VIVA A LIBERDADE, CARALHO! ENTRE A LIBERDADE PENSÁVEL E O ISOLAMENTO IMPENSÁVEL

Autores

  • Liliana Blaustein V.
  • Guillermo Manrique de Lara

Palavras-chave:

Liberdade pensável, Isolamento impensável, Interpsíquico, Fusão primária, Neoliberalismo

Resumo

Neste artigo, avaliamos criticamente a noção contemporânea de liberdade individual absoluta e oferecemos uma visão alternativa, a «liberdade pensável», que se fundamenta em modelos complexos da mente da psicanálise contemporânea.
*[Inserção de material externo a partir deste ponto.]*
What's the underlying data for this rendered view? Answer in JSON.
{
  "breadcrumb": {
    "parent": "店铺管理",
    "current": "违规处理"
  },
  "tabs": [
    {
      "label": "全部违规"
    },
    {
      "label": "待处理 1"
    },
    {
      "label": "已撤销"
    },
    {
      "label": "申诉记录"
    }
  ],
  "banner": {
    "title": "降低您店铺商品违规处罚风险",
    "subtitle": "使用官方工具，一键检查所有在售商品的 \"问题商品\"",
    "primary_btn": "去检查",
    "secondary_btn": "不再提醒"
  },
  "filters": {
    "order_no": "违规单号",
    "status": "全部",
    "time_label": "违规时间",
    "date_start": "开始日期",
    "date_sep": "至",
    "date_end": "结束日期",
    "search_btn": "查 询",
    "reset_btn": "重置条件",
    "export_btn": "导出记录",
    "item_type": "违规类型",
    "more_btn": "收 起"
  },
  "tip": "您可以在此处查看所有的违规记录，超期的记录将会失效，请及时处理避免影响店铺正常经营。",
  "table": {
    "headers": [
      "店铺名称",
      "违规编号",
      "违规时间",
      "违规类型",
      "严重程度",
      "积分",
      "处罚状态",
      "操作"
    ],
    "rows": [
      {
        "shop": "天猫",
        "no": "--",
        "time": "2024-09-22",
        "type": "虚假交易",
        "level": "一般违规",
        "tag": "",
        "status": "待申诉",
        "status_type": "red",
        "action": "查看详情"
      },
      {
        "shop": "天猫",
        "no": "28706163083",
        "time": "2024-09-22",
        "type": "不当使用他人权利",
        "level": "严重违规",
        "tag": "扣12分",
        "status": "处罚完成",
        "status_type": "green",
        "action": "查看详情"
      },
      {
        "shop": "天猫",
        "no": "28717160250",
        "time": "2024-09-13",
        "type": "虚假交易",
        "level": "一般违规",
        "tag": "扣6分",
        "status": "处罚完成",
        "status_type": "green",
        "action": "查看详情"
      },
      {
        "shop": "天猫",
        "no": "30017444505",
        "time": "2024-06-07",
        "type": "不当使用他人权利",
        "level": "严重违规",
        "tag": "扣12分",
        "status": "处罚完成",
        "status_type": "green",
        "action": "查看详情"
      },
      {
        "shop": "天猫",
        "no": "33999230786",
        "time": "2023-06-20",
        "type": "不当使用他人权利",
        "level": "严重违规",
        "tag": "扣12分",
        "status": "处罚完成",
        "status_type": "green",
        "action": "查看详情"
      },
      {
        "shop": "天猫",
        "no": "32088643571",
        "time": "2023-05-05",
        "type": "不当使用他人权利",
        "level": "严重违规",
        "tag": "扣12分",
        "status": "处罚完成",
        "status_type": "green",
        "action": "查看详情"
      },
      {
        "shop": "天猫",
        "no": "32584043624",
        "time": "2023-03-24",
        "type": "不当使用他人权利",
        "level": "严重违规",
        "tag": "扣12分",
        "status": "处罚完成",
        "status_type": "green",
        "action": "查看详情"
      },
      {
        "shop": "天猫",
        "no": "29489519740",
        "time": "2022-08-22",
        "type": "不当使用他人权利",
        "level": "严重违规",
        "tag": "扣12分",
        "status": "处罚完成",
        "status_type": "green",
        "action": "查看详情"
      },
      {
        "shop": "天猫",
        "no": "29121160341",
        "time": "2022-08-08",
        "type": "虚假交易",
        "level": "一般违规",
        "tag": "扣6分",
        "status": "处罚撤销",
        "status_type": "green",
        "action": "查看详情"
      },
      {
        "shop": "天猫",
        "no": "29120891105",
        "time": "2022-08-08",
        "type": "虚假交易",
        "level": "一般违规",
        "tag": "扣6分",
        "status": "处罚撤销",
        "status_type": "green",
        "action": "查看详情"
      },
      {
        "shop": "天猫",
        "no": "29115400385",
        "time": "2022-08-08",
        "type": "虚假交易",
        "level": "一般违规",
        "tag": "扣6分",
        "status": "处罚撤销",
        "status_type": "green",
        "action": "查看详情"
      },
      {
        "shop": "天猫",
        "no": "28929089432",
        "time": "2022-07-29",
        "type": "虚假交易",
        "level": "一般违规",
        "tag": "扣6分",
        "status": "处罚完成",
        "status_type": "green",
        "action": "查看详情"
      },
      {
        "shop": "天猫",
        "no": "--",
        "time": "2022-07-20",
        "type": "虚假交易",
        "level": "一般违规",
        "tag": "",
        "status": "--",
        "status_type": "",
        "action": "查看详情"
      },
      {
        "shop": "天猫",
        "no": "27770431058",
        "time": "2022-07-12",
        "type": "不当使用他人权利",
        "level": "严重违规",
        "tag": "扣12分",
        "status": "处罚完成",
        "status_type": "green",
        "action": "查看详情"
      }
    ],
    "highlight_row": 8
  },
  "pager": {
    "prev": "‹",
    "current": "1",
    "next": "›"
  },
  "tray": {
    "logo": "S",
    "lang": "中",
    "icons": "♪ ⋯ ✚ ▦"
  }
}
Começamos mostrando que a prevalência do destrutivo em todos os domínios da nossa subjetividade (o intra, o inter e o trans-subjetivo, grupal/social) perverte a ideia de liberdade e confunde e ataca os vínculos profundos que nos sujeitam ao amor e ao vivo.

A perda dos vínculos comunitários existentes no período feudal foi progressivamente substituída pela fantasia de um indivíduo «sem necessidade dos outros» (incluindo o mundo natural que o sustenta). Com este pano de fundo histórico em mente, analisamos a natureza enganosa do atual mito da «liberdade individual irrestrita».

O ser humano enfrenta hoje condições críticas: não só não é livre, como os poderosos instrumentos atuais de subjetivação (manipulados e orientados para a sustentação do sistema) conseguiram instalar uma confusão entre liberdade e isolamento, por um lado, e entre liberdade e submissão ao sistema neoliberal, por outro.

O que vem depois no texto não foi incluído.